Half the time I was absent from school due to treatment, so my teachers and friends advised me to take my examinations the following year. But I still gave it a shot anyway, and I’m glad I did. I would have treatment for one week, recovery for the next week and the third week I would feel good enough to attend school before my next treatment session.
I would say that I have received the best support I could ever have during my battle and I am so thankful for that. My family definitely treated me like a princess, the nurses at my centre gave me the best care that I could ask for. My school and teachers tried their best to accommodate to my every need and my close friends where there for me 24/7 and even my school mates, whom I did not know, personally dropped me Facebook messages to give me encouragements. But at the end of the day, I believe that the only person who could give you enough courage to walk on would be no one but YOURSELF. I pushed myself to be positive, to ignore all the judgments and to substitute the pain with the success that I knew I could obtain for days to come. Though, of course you have to know your limits and not over stress yourself. Things that I did include sitting alone outside the staff room when I attended school to do assessments and asked any teachers that walked pass when I was doubt, taking my pills on time even though they made me feel like it was going to ‘block my brain’ and even the simplest things like forcing myself to eat my meals even though I knew that I was going to vomit them out afterwards. Life then really wasn’t easy, it was tiring, torturing and devastating but, I made it. Sadly, I didn’t get the score that I wanted for O Levels but still I was the luckiest person on earth to get into the course that i have been dreaming of since Sec 2.
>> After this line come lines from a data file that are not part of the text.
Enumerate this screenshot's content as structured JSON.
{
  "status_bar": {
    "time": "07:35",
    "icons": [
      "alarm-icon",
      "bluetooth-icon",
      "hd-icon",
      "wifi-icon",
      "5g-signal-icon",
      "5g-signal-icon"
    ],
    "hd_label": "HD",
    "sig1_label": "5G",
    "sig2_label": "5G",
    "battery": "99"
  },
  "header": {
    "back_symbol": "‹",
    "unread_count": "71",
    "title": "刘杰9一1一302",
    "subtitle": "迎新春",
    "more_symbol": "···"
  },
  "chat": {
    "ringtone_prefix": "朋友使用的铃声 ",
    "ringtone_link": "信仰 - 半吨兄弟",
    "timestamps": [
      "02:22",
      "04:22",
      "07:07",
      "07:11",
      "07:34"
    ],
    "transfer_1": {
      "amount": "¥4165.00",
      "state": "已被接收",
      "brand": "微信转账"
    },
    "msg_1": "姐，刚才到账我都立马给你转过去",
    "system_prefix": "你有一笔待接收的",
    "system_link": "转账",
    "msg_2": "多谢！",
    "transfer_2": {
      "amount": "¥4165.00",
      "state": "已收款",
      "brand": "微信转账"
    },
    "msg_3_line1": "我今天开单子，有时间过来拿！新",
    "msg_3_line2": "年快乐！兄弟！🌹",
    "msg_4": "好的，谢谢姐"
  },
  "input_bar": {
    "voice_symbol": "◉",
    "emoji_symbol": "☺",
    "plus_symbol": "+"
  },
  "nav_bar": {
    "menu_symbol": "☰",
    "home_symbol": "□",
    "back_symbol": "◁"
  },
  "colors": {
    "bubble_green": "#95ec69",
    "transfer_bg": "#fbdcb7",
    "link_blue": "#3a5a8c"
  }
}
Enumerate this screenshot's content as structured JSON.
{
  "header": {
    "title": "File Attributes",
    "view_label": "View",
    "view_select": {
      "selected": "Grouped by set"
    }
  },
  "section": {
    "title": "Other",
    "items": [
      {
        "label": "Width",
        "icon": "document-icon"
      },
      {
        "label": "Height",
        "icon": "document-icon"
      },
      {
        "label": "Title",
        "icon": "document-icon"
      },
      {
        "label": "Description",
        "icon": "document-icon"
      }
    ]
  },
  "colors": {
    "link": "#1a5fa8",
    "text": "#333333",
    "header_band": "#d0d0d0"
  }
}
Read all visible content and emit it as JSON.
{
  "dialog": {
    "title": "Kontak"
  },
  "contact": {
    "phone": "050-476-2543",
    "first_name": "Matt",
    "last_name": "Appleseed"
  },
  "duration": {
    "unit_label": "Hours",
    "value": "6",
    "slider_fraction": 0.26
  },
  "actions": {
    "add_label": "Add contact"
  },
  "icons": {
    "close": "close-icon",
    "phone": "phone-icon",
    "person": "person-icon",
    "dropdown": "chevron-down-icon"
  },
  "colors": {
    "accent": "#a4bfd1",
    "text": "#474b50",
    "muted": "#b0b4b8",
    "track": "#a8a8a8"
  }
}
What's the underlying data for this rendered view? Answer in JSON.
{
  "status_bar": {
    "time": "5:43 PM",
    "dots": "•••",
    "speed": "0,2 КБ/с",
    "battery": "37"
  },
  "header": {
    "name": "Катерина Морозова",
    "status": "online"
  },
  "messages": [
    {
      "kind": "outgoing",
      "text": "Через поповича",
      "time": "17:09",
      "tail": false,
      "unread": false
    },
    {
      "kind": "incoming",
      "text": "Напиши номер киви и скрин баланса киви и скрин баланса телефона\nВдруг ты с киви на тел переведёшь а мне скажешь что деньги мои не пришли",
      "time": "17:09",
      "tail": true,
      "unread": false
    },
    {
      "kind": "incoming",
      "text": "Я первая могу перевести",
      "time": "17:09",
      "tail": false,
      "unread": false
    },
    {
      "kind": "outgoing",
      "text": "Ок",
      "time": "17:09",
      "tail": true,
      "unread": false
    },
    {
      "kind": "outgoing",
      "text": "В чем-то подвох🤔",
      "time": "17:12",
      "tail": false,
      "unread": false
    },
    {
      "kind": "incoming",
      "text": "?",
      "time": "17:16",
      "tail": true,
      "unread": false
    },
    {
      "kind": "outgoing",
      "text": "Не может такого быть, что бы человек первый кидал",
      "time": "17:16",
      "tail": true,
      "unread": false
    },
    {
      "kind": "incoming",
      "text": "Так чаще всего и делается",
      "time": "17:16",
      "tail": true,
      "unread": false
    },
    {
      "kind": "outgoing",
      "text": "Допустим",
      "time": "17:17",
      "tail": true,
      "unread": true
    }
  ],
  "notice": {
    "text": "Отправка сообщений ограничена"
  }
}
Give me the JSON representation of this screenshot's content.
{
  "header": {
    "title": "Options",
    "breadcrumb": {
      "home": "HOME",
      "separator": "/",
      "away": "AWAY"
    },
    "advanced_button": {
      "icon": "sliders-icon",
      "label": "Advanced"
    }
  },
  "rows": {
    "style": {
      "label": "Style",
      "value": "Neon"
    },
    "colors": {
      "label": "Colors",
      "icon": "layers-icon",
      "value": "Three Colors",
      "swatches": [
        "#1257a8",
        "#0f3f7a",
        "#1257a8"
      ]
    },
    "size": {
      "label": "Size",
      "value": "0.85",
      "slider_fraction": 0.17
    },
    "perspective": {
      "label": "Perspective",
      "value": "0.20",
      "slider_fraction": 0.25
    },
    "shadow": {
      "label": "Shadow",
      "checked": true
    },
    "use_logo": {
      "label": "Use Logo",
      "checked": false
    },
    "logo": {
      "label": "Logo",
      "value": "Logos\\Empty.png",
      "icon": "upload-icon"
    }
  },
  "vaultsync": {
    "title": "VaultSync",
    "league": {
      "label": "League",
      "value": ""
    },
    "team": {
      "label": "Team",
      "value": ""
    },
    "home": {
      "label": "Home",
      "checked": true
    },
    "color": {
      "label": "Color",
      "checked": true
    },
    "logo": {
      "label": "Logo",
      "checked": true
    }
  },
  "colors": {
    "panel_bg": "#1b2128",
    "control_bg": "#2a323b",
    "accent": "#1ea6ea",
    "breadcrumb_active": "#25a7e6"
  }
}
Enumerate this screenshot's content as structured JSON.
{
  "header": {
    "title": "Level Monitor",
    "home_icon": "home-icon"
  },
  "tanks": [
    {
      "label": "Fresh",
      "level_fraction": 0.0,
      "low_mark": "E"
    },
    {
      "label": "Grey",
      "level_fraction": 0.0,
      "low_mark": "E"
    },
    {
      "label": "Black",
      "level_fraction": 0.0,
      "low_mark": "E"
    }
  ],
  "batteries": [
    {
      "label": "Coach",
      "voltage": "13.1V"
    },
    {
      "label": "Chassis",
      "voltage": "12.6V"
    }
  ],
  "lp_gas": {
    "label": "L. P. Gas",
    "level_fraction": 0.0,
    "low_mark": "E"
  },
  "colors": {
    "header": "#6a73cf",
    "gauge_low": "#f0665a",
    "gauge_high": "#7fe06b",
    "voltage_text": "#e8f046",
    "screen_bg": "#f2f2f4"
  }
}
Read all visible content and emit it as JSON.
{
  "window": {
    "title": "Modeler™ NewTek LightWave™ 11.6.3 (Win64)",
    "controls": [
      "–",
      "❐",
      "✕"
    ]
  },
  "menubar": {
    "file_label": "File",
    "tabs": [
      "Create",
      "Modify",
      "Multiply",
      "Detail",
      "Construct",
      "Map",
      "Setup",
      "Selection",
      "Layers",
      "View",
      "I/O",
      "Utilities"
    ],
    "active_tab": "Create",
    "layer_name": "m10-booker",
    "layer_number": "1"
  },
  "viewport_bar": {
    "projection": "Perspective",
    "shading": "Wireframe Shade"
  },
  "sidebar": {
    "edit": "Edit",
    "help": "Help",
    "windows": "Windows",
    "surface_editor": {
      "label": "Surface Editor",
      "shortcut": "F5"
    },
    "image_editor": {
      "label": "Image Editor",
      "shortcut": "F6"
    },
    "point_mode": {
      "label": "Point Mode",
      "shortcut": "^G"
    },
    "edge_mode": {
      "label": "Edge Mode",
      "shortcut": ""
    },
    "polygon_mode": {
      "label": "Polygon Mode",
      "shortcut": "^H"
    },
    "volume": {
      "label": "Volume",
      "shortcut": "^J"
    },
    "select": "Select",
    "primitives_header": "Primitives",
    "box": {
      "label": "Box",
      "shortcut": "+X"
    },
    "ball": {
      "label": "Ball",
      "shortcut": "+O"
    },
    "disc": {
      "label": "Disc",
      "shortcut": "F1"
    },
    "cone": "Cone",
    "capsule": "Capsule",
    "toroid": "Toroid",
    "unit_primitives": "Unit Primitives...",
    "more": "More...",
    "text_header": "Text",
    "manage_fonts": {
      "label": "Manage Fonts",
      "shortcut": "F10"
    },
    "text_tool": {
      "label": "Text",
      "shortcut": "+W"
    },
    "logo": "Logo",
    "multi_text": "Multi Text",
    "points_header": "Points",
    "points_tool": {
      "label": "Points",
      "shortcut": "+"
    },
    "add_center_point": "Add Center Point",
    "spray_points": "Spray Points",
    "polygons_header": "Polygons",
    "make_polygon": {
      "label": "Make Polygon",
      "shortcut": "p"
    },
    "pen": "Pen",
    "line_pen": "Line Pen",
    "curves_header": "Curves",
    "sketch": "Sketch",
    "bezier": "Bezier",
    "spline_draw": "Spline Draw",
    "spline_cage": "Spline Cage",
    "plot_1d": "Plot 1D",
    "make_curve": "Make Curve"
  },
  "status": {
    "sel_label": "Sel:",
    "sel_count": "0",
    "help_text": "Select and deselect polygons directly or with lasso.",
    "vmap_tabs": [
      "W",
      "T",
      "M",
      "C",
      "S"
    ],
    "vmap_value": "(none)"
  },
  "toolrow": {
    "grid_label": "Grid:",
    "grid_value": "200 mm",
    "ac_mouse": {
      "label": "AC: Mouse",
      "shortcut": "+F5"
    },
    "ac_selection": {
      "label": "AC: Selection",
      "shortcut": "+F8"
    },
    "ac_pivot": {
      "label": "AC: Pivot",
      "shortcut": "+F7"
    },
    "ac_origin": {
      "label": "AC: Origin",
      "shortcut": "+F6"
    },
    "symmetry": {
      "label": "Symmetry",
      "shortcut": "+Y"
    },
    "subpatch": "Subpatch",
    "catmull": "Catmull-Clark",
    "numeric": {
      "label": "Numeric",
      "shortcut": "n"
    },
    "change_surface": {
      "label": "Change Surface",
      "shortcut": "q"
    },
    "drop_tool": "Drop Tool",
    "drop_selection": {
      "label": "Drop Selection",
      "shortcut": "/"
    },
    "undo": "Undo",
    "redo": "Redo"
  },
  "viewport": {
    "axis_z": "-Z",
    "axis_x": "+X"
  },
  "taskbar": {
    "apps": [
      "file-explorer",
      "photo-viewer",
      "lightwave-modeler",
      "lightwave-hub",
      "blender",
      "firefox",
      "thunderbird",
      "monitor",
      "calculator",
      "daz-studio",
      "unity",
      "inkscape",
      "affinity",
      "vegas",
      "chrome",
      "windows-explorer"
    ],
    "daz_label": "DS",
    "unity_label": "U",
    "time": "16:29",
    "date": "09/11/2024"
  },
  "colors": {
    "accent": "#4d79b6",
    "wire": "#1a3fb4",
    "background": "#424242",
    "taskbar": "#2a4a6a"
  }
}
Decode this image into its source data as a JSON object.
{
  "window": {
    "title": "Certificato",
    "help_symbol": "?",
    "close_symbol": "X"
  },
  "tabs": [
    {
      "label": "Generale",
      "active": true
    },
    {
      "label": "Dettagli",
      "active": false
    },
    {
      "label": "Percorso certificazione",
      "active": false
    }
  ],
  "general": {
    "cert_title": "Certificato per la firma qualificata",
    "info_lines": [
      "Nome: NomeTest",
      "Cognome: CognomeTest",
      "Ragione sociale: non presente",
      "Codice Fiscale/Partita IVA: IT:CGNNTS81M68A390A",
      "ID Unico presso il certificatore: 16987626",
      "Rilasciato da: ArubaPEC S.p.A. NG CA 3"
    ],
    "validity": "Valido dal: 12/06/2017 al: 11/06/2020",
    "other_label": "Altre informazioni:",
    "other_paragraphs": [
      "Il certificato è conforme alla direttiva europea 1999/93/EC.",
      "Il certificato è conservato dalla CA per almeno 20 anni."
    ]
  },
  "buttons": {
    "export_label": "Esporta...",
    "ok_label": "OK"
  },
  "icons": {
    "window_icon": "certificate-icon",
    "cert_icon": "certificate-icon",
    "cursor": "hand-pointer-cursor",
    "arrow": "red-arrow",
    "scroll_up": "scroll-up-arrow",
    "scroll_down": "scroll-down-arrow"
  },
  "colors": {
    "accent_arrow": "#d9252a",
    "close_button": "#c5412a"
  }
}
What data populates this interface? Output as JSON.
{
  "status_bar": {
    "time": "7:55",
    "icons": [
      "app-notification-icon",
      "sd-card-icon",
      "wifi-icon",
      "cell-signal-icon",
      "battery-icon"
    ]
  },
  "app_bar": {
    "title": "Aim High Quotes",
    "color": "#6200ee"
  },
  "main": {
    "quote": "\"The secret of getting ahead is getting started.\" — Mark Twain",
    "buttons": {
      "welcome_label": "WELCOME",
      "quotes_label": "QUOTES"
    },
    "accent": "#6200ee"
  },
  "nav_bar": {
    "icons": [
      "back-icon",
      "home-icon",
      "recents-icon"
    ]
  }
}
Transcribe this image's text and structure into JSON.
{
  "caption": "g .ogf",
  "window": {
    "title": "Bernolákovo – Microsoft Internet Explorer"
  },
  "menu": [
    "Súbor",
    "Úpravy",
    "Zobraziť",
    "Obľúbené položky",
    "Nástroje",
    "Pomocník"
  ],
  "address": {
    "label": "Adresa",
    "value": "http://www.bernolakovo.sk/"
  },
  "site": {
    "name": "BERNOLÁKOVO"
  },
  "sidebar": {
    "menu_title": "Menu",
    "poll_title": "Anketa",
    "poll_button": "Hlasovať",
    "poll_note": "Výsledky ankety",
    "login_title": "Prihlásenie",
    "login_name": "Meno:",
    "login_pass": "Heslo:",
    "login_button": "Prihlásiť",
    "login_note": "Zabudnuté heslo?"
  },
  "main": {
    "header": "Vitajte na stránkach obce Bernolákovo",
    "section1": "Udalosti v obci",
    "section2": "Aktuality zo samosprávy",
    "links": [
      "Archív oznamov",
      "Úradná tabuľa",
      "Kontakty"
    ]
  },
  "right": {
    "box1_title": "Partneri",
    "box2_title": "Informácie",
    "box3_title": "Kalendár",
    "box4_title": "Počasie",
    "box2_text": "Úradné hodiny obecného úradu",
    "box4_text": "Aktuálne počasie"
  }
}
Today, I’m 18 years old and I’m doing fine in my Polytechnic, I’m back on the field and, I am proud to say that I am a cancer survivor who is hoping to inspire more people who were in my situation. I don’t ask for much whenever I make wishes, the only thing I would ask for is to be HAPPY & HEALTHY because that’s the only thing that really matters.
For all the cancer patients going through the battle now, keep that fire of hope burning, persevere on and stay positive. Believe it or not, staying positive is a better medicine than therapy. Don’t let this tragic event ruin you, in fact take this as an opportunity to prove that you are indestructible. Not for anyone else, but yourself. GO ON AND KICK CANCER’S BUTT!! YOU CAN DO IT!